While some have revived the drive-in tradition to build local communities between neighbors and artists, others have turned the drive-in into a form of direct political action. Down the coast from San Francisco in Santa Cruz, CA, a group of film lovers and radicals — not unlike the characters in John Waters comedy Cecil B. Demented — comprise the Santa Cruz Guerilla Drive-In. For them the fun is found, much like with graffiti artists, in appropriate public spaces — warehouse walls, the sides of abandoned buildings, etc. Once a location has been chosen, emails dart off to members who assemble under cover of night at some secret new screening space. As they proclaim in their manifesto, "part of our mission is reclaiming public space and transforming our urban environment into a joyful playground."
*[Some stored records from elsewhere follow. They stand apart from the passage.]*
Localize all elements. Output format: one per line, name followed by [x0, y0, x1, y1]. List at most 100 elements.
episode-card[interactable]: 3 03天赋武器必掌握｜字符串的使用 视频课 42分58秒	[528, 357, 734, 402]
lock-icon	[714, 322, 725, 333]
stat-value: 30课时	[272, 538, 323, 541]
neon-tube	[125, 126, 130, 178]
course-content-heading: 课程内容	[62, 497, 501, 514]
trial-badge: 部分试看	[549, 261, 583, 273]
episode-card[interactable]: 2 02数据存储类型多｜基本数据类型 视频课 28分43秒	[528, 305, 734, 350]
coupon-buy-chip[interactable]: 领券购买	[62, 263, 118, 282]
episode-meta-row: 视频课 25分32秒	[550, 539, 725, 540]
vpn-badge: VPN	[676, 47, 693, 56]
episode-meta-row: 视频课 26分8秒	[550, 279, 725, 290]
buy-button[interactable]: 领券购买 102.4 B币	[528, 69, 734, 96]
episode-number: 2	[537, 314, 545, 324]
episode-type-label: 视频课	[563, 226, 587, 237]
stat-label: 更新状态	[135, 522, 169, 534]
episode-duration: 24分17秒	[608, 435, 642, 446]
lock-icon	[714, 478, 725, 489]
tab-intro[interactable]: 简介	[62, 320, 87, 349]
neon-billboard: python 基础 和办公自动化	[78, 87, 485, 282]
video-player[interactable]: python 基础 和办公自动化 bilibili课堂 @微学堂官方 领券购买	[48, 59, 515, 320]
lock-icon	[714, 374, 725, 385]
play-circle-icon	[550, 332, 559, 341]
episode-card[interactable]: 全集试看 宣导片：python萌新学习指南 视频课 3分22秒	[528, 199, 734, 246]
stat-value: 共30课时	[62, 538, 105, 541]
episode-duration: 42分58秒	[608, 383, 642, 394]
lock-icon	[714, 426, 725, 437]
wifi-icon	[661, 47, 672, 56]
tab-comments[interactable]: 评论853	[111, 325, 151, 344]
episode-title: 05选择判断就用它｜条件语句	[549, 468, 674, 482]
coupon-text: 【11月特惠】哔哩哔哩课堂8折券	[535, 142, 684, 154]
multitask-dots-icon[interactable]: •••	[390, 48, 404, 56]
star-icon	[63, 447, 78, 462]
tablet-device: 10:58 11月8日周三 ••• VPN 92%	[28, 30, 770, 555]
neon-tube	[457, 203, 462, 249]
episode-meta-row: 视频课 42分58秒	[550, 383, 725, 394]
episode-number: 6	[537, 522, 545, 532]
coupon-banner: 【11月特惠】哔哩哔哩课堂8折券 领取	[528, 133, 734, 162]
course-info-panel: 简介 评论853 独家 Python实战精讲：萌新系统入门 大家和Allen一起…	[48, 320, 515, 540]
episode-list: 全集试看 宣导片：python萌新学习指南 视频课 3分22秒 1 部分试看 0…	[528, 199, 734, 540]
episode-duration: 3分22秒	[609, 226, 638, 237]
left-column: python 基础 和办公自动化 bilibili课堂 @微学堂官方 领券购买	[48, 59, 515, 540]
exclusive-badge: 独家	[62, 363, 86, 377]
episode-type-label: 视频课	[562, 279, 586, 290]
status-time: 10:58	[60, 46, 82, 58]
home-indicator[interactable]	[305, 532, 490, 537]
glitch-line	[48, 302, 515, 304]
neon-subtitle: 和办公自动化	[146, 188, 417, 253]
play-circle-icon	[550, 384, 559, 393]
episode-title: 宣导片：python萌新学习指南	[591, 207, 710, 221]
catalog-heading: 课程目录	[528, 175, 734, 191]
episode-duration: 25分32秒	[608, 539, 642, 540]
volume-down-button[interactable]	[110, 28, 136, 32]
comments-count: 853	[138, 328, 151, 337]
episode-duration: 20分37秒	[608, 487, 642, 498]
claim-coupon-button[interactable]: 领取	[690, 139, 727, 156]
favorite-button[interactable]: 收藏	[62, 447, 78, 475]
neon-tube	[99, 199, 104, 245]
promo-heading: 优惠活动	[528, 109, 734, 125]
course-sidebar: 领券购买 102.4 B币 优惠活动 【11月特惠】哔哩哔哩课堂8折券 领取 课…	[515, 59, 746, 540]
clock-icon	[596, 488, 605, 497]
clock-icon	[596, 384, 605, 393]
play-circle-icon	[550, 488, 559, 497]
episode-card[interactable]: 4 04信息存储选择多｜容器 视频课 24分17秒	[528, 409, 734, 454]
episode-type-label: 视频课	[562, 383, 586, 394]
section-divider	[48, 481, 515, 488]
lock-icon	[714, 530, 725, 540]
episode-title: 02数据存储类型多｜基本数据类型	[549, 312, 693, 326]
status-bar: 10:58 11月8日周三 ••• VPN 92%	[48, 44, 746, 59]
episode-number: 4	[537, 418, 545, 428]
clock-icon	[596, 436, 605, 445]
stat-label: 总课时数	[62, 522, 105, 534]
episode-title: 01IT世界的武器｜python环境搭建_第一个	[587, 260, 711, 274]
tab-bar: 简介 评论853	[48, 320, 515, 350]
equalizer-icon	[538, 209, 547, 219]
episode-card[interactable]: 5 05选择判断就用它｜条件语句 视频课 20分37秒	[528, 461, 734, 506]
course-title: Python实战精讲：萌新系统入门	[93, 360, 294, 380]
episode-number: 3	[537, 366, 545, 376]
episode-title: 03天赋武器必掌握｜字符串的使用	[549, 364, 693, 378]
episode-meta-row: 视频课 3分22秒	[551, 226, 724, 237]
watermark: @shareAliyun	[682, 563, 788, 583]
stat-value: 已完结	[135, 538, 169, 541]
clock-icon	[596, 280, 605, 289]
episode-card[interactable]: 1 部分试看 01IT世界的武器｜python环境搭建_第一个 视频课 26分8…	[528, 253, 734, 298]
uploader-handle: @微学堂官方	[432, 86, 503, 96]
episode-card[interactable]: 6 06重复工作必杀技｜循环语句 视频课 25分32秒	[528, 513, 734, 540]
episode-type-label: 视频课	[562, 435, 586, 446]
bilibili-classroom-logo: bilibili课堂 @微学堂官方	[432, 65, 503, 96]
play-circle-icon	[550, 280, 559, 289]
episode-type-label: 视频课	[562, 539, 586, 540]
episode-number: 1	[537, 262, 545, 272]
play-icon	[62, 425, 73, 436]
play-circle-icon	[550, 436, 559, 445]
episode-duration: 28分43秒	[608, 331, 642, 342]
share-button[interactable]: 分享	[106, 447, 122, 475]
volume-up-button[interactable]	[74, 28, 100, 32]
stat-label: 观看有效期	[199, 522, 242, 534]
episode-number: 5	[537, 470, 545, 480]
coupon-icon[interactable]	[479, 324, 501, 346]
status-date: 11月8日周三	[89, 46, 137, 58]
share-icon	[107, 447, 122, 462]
Bryan Kennedy, a web developer from Berkeley, further democratized this anarchist impulse. On his website, Mobmov.org, he explains, "We are the global guerilla drive-in movement bringing back the forgotten joy of the great American drive-in. Thanks to the wonders of modern technology, what used to be a dark and decrepit warehouse wall springs to life with the sublime sights and sounds of a big-screen movie." Somewhere between popular mechanics and a populist credo, Mobmov.org explains in meticulous detail how to use car batteries, digital projectors, FM transmitters, and the like to make your own private drive in.
In a more commercial mode, a variety of vendors, like Outdoor Movies and Backyard Theater, rent projectors and inflatable screens that can be set up pretty much anywhere. One of the recent trends is swimming pool movies, where an outdoor screen is provided for splashing audience members. Arizona State University recently threw such a pool party with a screening of Open Water, a harrowing film about a couple stranded in the ocean with sharks swimming all about them. The audience floated on inner tubes with only dark water beneath them as they watched others being attacked in the sea.
New technologies have so democratized the moviegoing experience that pretty much anyone can make their backyard, their garage, a stretch of lonely beach or an urban street a movie theater. And so every summer night can be a night at the movies.